Took me a while to work out that the reason my pasted passwords would occasionally not work was the remapping of a couple of symbol keys. (I'm accustomed to a weird mashup of USA/UK layout, thanks mainly to Apple's non-standard 'UK' layout donating Americani?ms, but then useless prominent keys I swapped for something more helpful (backtick & pipe I think, off the top of my head, for things so useless that I literally never use them and don't know their names.))
I have thought about custom in-line hardware but that's honestly as complicated as QMK. Plus latency.
What I would love however is an inline monitor to see what keycodes I'm issuing. It gets...zany.
this is actually very simple to do with QMK if you have a board with an OLED display. it's also implemented in the default keymap for a bunch of the split ergo boards (Lily58 is one that has it)
Mac: Karabiner-Elements[3]
*nix: idk but should be plentiful ways
PC DOS: you’re probably out of luck
1: http://www.hidmacros.eu/
2: https://www.autohotkey.com/
3: https://karabiner-elements.pqrs.org/
Sure, you could just pull out the existing hardware and replace it. Sometimes it’s easier to just start from scratch though.
This lets you just say `SEND(MIC_MUTE, SS_LCTL(SS_LALT(SS_LSFT(SS_TAP(X_F10))));` or what have you.
I left off the final semicolon because it looks more natural to me.

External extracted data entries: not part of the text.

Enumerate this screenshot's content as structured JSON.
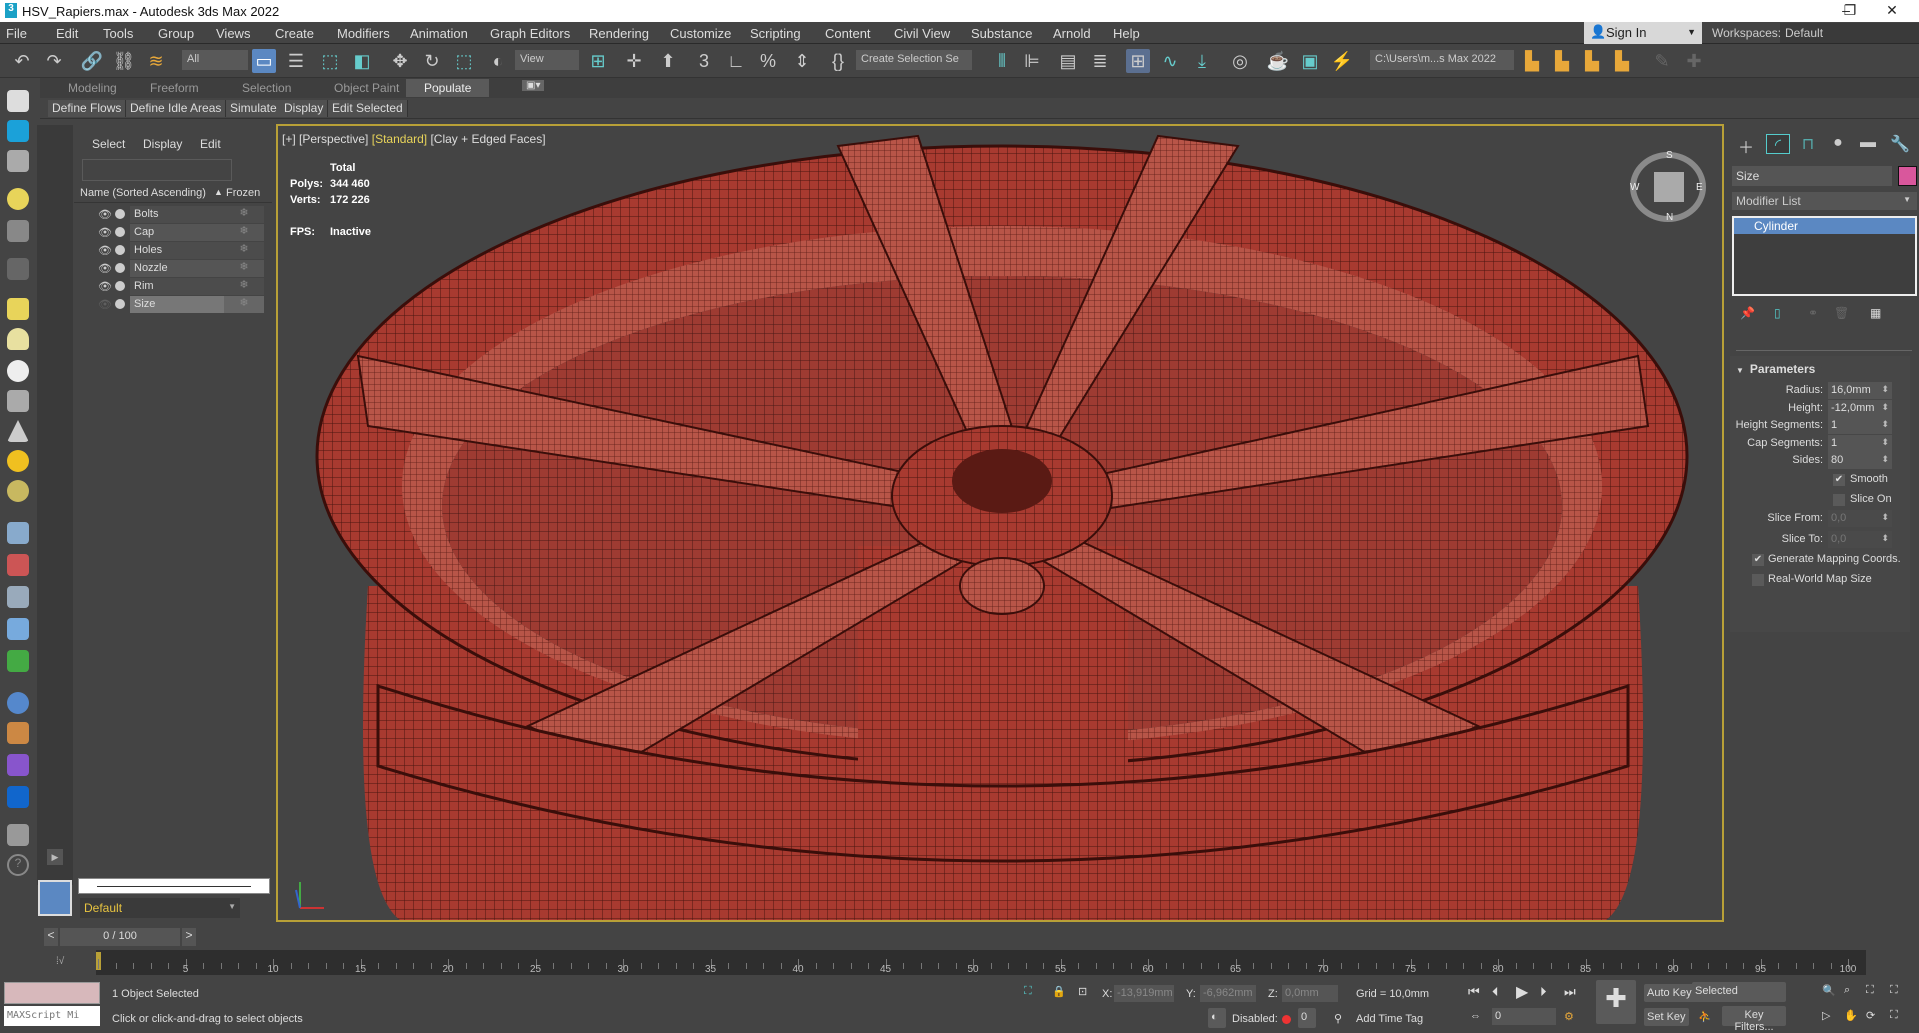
{
  "window": {
    "title": "HSV_Rapiers.max - Autodesk 3ds Max 2022",
    "logo": "3",
    "minimize": "–",
    "maximize": "❐",
    "close": "✕"
  },
  "menu": [
    "File",
    "Edit",
    "Tools",
    "Group",
    "Views",
    "Create",
    "Modifiers",
    "Animation",
    "Graph Editors",
    "Rendering",
    "Customize",
    "Scripting",
    "Content",
    "Civil View",
    "Substance",
    "Arnold",
    "Help"
  ],
  "account": {
    "signin": "Sign In",
    "workspaces_label": "Workspaces:",
    "workspace": "Default"
  },
  "toolbar": {
    "selection_filter": "All",
    "ref_coord": "View",
    "named_selection": "Create Selection Se",
    "project_path": "C:\\Users\\m...s Max 2022"
  },
  "ribbon": {
    "tabs": [
      "Modeling",
      "Freeform",
      "Selection",
      "Object Paint",
      "Populate"
    ],
    "active_tab": "Populate",
    "buttons": [
      "Define Flows",
      "Define Idle Areas",
      "Simulate",
      "Display",
      "Edit Selected"
    ]
  },
  "explorer": {
    "tabs": [
      "Select",
      "Display",
      "Edit"
    ],
    "search_placeholder": "",
    "col_name": "Name (Sorted Ascending)",
    "sort_arrow": "▲",
    "col_frozen": "Frozen",
    "items": [
      {
        "name": "Bolts"
      },
      {
        "name": "Cap"
      },
      {
        "name": "Holes"
      },
      {
        "name": "Nozzle"
      },
      {
        "name": "Rim"
      },
      {
        "name": "Size"
      }
    ],
    "selected": "Size",
    "layer": "Default"
  },
  "viewport": {
    "label_plus": "[+]",
    "label_view": "[Perspective]",
    "label_std": "[Standard]",
    "label_shading": "[Clay + Edged Faces]",
    "stats_header": "Total",
    "polys_label": "Polys:",
    "polys": "344 460",
    "verts_label": "Verts:",
    "verts": "172 226",
    "fps_label": "FPS:",
    "fps": "Inactive",
    "viewcube": {
      "s": "S",
      "w": "W",
      "e": "E",
      "n": "N"
    },
    "mesh_color": "#a83a30"
  },
  "command_panel": {
    "object_name": "Size",
    "object_color": "#d9579c",
    "modifier_list": "Modifier List",
    "stack": [
      "Cylinder"
    ],
    "rollout": "Parameters",
    "params": [
      {
        "label": "Radius:",
        "value": "16,0mm"
      },
      {
        "label": "Height:",
        "value": "-12,0mm"
      },
      {
        "label": "Height Segments:",
        "value": "1"
      },
      {
        "label": "Cap Segments:",
        "value": "1"
      },
      {
        "label": "Sides:",
        "value": "80"
      }
    ],
    "smooth": "Smooth",
    "smooth_checked": true,
    "slice_on": "Slice On",
    "slice_on_checked": false,
    "slice_from": {
      "label": "Slice From:",
      "value": "0,0"
    },
    "slice_to": {
      "label": "Slice To:",
      "value": "0,0"
    },
    "gen_mapping": "Generate Mapping Coords.",
    "gen_mapping_checked": true,
    "real_world": "Real-World Map Size",
    "real_world_checked": false
  },
  "timeline": {
    "frame": "0 / 100",
    "prev": "<",
    "next": ">",
    "ticks": [
      "5",
      "10",
      "15",
      "20",
      "25",
      "30",
      "35",
      "40",
      "45",
      "50",
      "55",
      "60",
      "65",
      "70",
      "75",
      "80",
      "85",
      "90",
      "95",
      "100"
    ]
  },
  "status": {
    "maxscript": "MAXScript Mi",
    "selected": "1 Object Selected",
    "prompt": "Click or click-and-drag to select objects",
    "x_label": "X:",
    "x": "-13,919mm",
    "y_label": "Y:",
    "y": "-6,962mm",
    "z_label": "Z:",
    "z": "0,0mm",
    "grid": "Grid = 10,0mm",
    "disabled": "Disabled:",
    "add_time_tag": "Add Time Tag",
    "auto_key": "Auto Key",
    "set_key": "Set Key",
    "key_mode": "Selected",
    "key_filters": "Key Filters...",
    "current_frame": "0"
  }
}
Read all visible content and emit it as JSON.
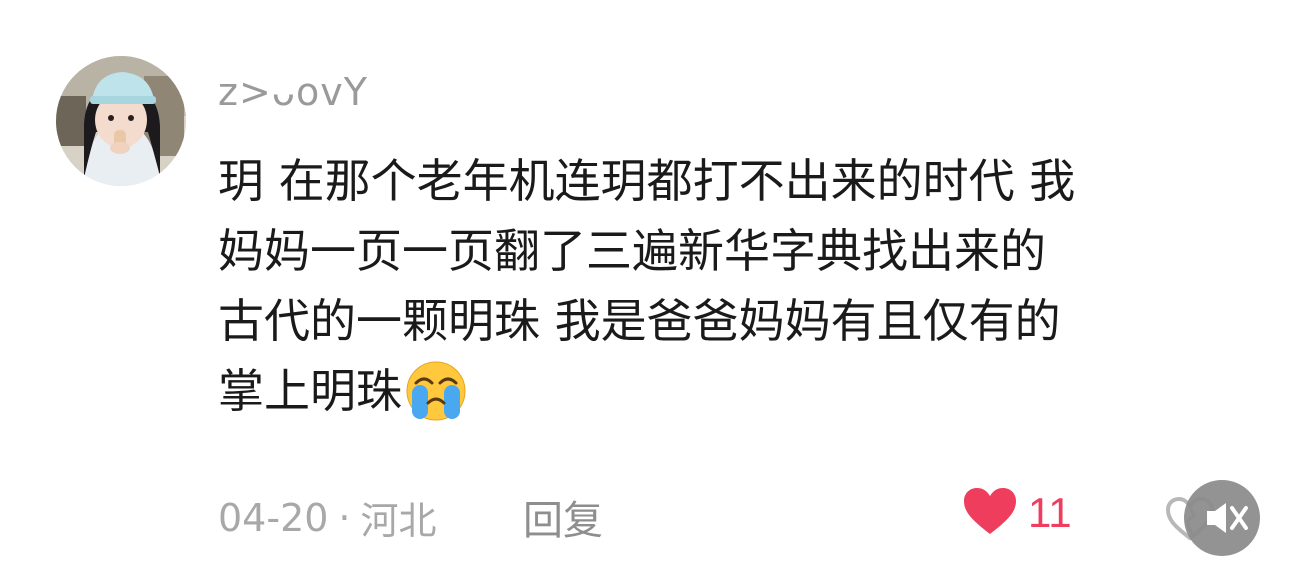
{
  "comment": {
    "username": "z>ᴗovY",
    "text_lines": [
      "玥 在那个老年机连玥都打不出来的时代 我",
      "妈妈一页一页翻了三遍新华字典找出来的",
      "古代的一颗明珠 我是爸爸妈妈有且仅有的",
      "掌上明珠"
    ],
    "emoji": "loudly-crying-face",
    "date": "04-20",
    "separator": "·",
    "location": "河北",
    "reply_label": "回复",
    "like_count": "11",
    "liked": true
  },
  "colors": {
    "like": "#ee3d5d",
    "meta_text": "#a8a8a8",
    "username": "#9a9a9a",
    "body_text": "#1a1a1a"
  }
}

Pro tip, as a professional C/C++ dev, for macros:
Wrap the body in a do-while loop, to force a semicolon after it’s called https://stackoverflow.com/questions/1067226/c-multi-line-mac...
In genereal, I think hiding control flow in macros is a bad idea.
Another way of getting to similar results without hardware hacking is via using midi controllers combined with software to translate midi messages to keystrokes (and/or macros).
...still need to do that project. Just a small, single use device to make my Emacs life easier.